Gravidez nunca foi algo que nossos pais discutiam conosco. Na época que minha irmã ficou grávida —dezessete anos, e eu, quinze — eles já deveriam ter dito alguma coisa. Não que Gwen fosse burra e não soubesse dessas coisas por conta própria, mas saber pelos nossos pais e não por nossos amigos mais evoluídos seria bem melhor e mais útil. Quando a Gwen contou que estava grávida, foi um choque. Foi a primeira vez que eu senti aquela onda me atingindo —a montanha russa caindo em queda livre, sem saber se eu sairia dali viva — o ar sumiu dos meus pulmões e eu mantive minha boca fechada enquanto todos eles reagiam de formas diferentes.
—Você fez toda a diferença, ficando calma daquele jeito. —é o que Gwen diz. —Me trouxe uma certa estabilidade.
Mas eu não me sentia estável. Só que se ajudou Gwen, então aquele desespero interno serviu para alguma coisa. As coisas só pioraram a partir dai. Primeiro, o pai do bebê —um cara que estava saindo com Gwen fazia uns dois meses —se recusou a aceitar o bebê e deixou minha irmã na mão. Sumiu da face da terra. Algumas pessoas até falaram que tinha saído da cidade para evitar qualquer tipo de aproximação. Isso deixou uma Gwen grávida bastante abalada. Só que se no sentido amoroso as coisas estavam ruins —em casa era pior. Meus pais brigavam todo dia, entre eles e com Gwen. A noite, ela me dizia que isso era natural, que todos estavam com os nervos a flor da pele.
—Está tudo bem. Somos uma família, essas coisas acontecem. —ela me diria, em uma noite em que ambas estavam a beira das lágrimas por causa da gritaria. Eu dormi na cama dela, deitada com a cabeça na sua barriga, chorando.
A verdade era que éramos uma família, mas essas coisas não deveriam acontecer. Eles gritavam que ela era uma vadia, uma prostituta que não honrava tudo que os Novak tinham dado à ela e meu pai disse que ela não era mais filha dele.
—Minha filha não engravida de qualquer um.

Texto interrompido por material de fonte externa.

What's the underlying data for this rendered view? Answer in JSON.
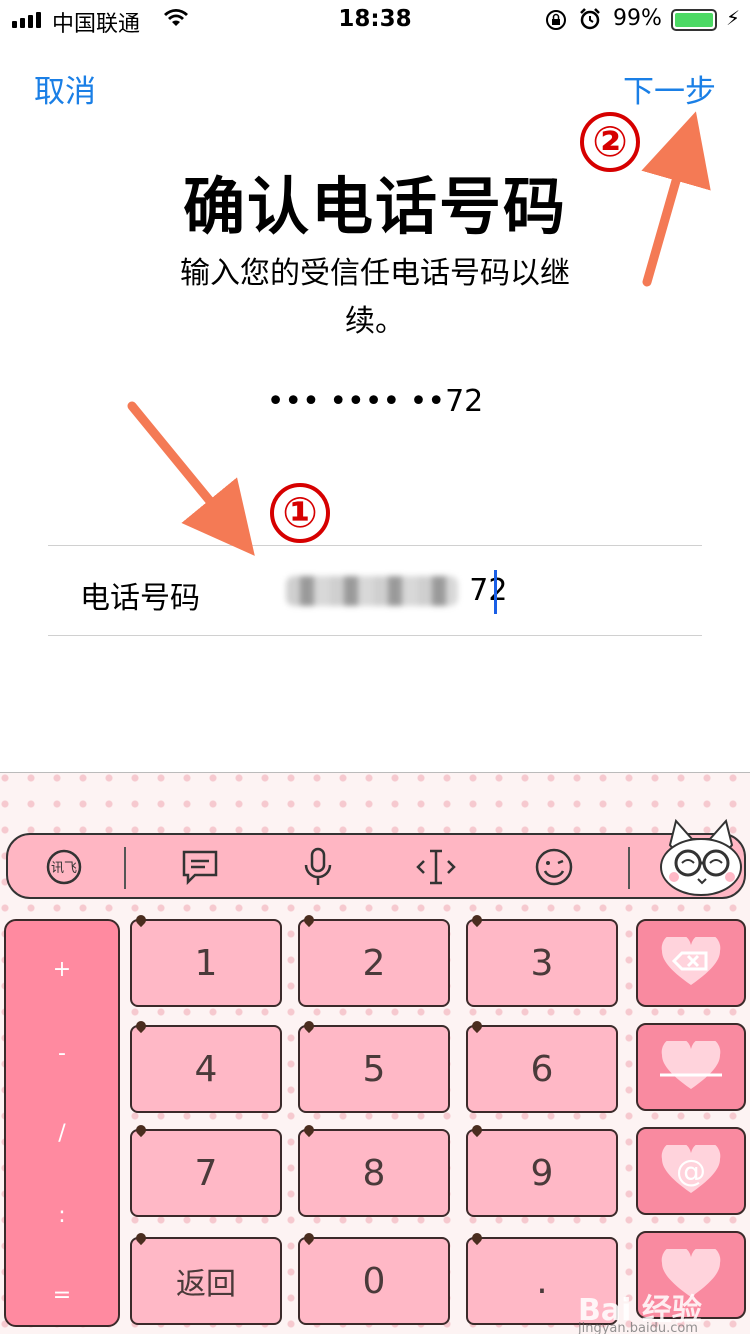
{
  "status_bar": {
    "carrier": "中国联通",
    "time": "18:38",
    "battery": "99%",
    "icons": [
      "signal-icon",
      "wifi-icon",
      "orientation-lock-icon",
      "alarm-icon",
      "battery-icon",
      "charging-icon"
    ]
  },
  "nav": {
    "cancel_label": "取消",
    "next_label": "下一步",
    "accent_color": "#1a7fe6"
  },
  "page": {
    "title": "确认电话号码",
    "subtitle": "输入您的受信任电话号码以继续。",
    "masked_number": "••• •••• ••72"
  },
  "phone_field": {
    "label": "电话号码",
    "value_visible_suffix": "72"
  },
  "annotations": {
    "step1": "①",
    "step2": "②",
    "color": "#d60000"
  },
  "keyboard": {
    "toolbar_icons": [
      "ifly-logo-icon",
      "message-icon",
      "microphone-icon",
      "cursor-move-icon",
      "emoji-icon"
    ],
    "side_symbols": [
      "+",
      "-",
      "/",
      ":",
      "="
    ],
    "keys": [
      "1",
      "2",
      "3",
      "4",
      "5",
      "6",
      "7",
      "8",
      "9",
      "返回",
      "0",
      "."
    ],
    "func_keys": [
      "backspace-icon",
      "space-icon",
      "at-icon",
      "enter-icon"
    ],
    "at_symbol": "@"
  },
  "watermark": {
    "brand": "Bai 经验",
    "url": "jingyan.baidu.com"
  }
}
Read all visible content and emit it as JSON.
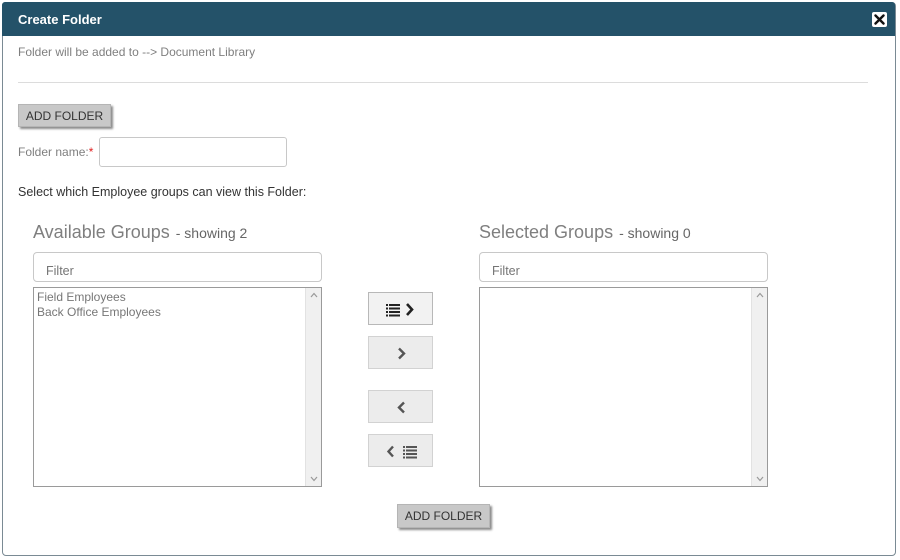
{
  "dialog": {
    "title": "Create Folder",
    "subtitle": "Folder will be added to --> Document Library"
  },
  "icons": {
    "close": "close-icon",
    "move_all_right": "list-chevron-right-icon",
    "move_right": "chevron-right-icon",
    "move_left": "chevron-left-icon",
    "move_all_left": "chevron-left-list-icon"
  },
  "form": {
    "add_folder_top": "ADD FOLDER",
    "folder_name_label": "Folder name:",
    "required_marker": "*",
    "folder_name_value": "",
    "select_prompt": "Select which Employee groups can view this Folder:",
    "add_folder_bottom": "ADD FOLDER"
  },
  "available": {
    "title": "Available Groups",
    "showing": "- showing 2",
    "filter_placeholder": "Filter",
    "items": [
      "Field Employees",
      "Back Office Employees"
    ]
  },
  "selected": {
    "title": "Selected Groups",
    "showing": "- showing 0",
    "filter_placeholder": "Filter",
    "items": []
  },
  "colors": {
    "titlebar": "#245269",
    "button_gray": "#c8c8c8",
    "required": "#e02020"
  }
}
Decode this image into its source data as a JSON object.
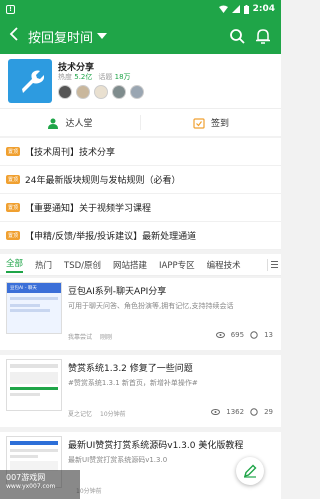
{
  "status_bar": {
    "time": "2:04",
    "icons": [
      "notification-icon",
      "wifi-icon",
      "signal-icon",
      "battery-icon"
    ]
  },
  "app_bar": {
    "sort_label": "按回复时间",
    "icons": [
      "back-arrow-icon",
      "chevron-down-icon",
      "search-icon",
      "bell-icon"
    ]
  },
  "forum": {
    "name": "技术分享",
    "heat_label": "热度",
    "heat_value": "5.2亿",
    "topics_label": "话题",
    "topics_value": "18万",
    "logo_icon": "wrench-icon"
  },
  "actions": {
    "hall_label": "达人堂",
    "checkin_label": "签到"
  },
  "pinned": {
    "tag": "置顶",
    "items": [
      "【技术周刊】技术分享",
      "24年最新版块规则与发帖规则（必看）",
      "【重要通知】关于视频学习课程",
      "【申精/反馈/举报/投诉建议】最新处理通道"
    ]
  },
  "tabs": [
    "全部",
    "热门",
    "TSD/原创",
    "网站搭建",
    "IAPP专区",
    "编程技术"
  ],
  "posts": [
    {
      "title": "豆包AI系列-聊天API分享",
      "desc": "可用于聊天问答、角色扮演等,拥有记忆,支持持续会话",
      "author": "我靠尝试",
      "time": "刚刚",
      "views": "695",
      "comments": "13",
      "thumb_caption": "豆包AI - 聊天"
    },
    {
      "title": "赞赏系统1.3.2 修复了一些问题",
      "desc": "#赞赏系统1.3.1 新首页，新增补单操作#",
      "author": "夏之记忆",
      "time": "10分钟前",
      "views": "1362",
      "comments": "29",
      "thumb_caption": ""
    },
    {
      "title": "最新UI赞赏打赏系统源码v1.3.0 美化版教程",
      "desc": "最新UI赞赏打赏系统源码v1.3.0",
      "author": "",
      "time": "10分钟前",
      "views": "",
      "comments": "",
      "thumb_caption": ""
    }
  ],
  "watermark": {
    "line1": "007游戏网",
    "line2": "www.yx007.com"
  },
  "fab_icon": "edit-pen-icon",
  "colors": {
    "primary": "#1fa548",
    "pinned_tag": "#f0a030",
    "logo_bg": "#2d9be0"
  }
}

Fez Gwen chorar por uma semana por causa disso, mas ela se mantinha forte até uma grande briga que eles tiveram. Enquanto isso, durante esse drama, na escola, Vivian Winter percebeu que havia algo de errado. Eu tinha contado para Gordon e Becker e para mais ninguém —apesar de que a escola toda já deveria saber, porque Gwen estudava lá. Só que no final da aula, ela pediu que eu esperasse, então fiquei na sala até todos estarem fora. Pensando agora, foi a preocupação dela que me manteve forte para Gwen ter alguém para desabafar caso tudo ficasse horrível demais. Acho que é uma regra da vida: todo mundo tem que ter alguém para quem correr. Minha família já não servia. Gwen corria a mim, e eu corria para Vivian, porque ela me escutava. Ela perguntou o que tinha de errado e eu contei para ela tudo, e chorei. No começo, foi um choro reprimido, porque eu estava acostumada com aquelas lágrimas de tarde da noite, onde ninguém podia escutar. Ela sentou do meu lado, em uma das carteiras e disse:
—Querida, chore para fora. Não reprima, nem chore para dentro, porque como as próprias palavras dizem, você só estava colocando tudo para dentro outra vez. —ela ignorou meus soluços e minhas caretas de choro horríveis, e com o tempo, eu comecei a dar soluços audíveis e poderosos, que vinham lá do fundo. Era bom botar isso para fora, e foi bom contar para alguém. Depois disso, ela pediu que eu a mantivesse informada e eu disse que o faria, então quando meus pais finalmente expulsaram Gwen de casa, ela foi a primeira pessoa que eu liguei.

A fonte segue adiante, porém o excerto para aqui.